Which kitchens were the cream of this year's crop?

FLUKE CRUDO WITH GRAPE VERJUS photography by Kevin Marple


Chef Omar Flores left the security of his five-year gig in Kent Rathbun’s kitchen at Abacus to take the helm of this small, seafood-centric spot in Oak Cliff. His long days have paid off. Flores has proven he is a creative culinary force. Like Jason Maddy at Oak, Flores champions octopus and has elevated the cephalopod to star status. He grills the tentacles and serves them with marble potatoes, manzanilla olives, and a smoky tomato sauce. His other inventive dishes feature fair-raised, wild-caught, organic seafood and fresh produce. While many of his concoctions are daring, Flores never loses sight of the people he refers to as the Caesar Salads, diners who demand “the usual.”

Flores’ take on the Caesar satisfies all who come to worship the ubiquitous salad.
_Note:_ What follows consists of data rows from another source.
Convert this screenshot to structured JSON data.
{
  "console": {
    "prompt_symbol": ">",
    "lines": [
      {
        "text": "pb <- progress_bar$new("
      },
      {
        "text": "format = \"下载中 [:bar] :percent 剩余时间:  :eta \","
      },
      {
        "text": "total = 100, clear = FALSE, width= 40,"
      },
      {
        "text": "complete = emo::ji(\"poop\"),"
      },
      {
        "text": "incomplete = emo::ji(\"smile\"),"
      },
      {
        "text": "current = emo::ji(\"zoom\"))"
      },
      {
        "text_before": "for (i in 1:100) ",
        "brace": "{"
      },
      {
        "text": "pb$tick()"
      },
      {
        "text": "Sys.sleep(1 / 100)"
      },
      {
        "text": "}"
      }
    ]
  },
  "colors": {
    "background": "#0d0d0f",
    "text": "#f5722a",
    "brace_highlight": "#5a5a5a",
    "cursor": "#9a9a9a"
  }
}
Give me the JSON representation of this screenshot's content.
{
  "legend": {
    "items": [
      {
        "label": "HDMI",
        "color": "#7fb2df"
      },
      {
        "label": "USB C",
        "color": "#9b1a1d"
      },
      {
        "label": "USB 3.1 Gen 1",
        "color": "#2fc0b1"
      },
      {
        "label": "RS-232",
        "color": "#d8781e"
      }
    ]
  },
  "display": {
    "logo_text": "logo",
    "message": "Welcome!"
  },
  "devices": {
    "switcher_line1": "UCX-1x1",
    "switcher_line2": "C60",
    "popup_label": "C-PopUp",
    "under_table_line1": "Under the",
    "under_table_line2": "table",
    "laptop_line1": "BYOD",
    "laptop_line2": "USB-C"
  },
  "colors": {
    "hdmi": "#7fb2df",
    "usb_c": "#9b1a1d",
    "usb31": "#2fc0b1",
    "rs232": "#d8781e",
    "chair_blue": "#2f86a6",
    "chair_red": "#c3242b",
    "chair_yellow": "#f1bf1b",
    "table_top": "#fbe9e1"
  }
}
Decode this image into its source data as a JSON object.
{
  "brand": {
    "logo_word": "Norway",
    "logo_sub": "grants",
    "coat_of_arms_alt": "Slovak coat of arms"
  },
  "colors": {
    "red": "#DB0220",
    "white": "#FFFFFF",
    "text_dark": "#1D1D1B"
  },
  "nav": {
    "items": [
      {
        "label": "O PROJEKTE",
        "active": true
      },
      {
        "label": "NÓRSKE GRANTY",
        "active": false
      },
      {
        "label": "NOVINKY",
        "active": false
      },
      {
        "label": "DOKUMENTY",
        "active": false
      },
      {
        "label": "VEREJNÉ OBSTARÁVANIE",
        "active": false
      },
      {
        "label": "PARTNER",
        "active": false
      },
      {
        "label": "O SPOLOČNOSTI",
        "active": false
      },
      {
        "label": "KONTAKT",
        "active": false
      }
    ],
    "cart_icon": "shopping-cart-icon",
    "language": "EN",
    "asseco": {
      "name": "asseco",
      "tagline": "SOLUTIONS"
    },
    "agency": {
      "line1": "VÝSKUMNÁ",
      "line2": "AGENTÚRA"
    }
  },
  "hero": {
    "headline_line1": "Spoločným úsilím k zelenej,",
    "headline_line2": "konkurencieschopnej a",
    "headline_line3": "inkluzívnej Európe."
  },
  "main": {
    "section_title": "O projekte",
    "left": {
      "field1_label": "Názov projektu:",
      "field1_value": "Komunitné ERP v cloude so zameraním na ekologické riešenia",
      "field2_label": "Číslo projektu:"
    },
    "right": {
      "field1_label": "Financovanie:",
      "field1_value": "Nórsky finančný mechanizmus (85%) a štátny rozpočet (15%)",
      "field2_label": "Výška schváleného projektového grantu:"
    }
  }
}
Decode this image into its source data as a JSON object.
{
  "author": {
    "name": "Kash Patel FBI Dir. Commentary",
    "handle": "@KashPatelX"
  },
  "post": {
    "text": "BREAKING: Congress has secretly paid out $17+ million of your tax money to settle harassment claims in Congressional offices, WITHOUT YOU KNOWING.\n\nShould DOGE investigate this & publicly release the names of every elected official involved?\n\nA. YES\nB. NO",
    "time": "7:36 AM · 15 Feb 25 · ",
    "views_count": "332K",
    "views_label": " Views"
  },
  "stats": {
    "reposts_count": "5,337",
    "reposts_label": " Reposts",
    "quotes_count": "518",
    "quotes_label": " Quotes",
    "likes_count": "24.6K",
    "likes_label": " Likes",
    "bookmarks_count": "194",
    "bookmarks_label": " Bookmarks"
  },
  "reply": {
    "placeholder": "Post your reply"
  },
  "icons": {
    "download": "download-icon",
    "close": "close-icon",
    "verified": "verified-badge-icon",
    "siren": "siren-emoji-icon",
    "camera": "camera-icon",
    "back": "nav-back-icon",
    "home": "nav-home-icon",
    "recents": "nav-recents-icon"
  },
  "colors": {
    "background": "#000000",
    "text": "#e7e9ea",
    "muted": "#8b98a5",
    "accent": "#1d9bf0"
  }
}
The romaine hearts are nothing new, but instead of the customary thick, creamy dressing, he adds pine nuts, marinated dates, and ricotta salata and lightly coats it all with a unique roasted lemon-anchovy dressing.

His interpretation of tuna tartare is equally unique. Avocado ice cream melts over slices of raw ahi tuna, yuzu olive oil, Moroccan seven-spice mix, and English cucumber. I rarely order scallops (yawn), but Flores’ late-summer version of the ever-present seafood selection was sensational. Highly seared on one side and gently on the other, the thick scallops were served with a succotash of fresh-off-the-cob corn, cherry tomatoes, fava beans, jalapeños, shallots, garlic, and a purée of baked cornbread with a corn-cream-lemon reduction. If the seasonal offering were on the menu year-round, I would eat it once a week.

The backdrop for Flores’ show is a groovy and laid-back, albeit loud, dining room. Owner Jonn Baudoin refers to it as an “Oak Cliff meets the Hamptons” vibe. Servers are dressed in cowboy-cut cotton plaid shirts, a style worn in many of the other restaurants in Oak Cliff. The last time I visited, Flores was still tinkering with desserts. The small working space doesn’t afford the luxury of a pastry chef. Until this changes, skip dessert and instead order the miniature Maine lobster roll appetizer. Chunks of lobster rolled in tarragon aioli and perched on a toasted brioche are a much better way to spend your calories at Driftwood.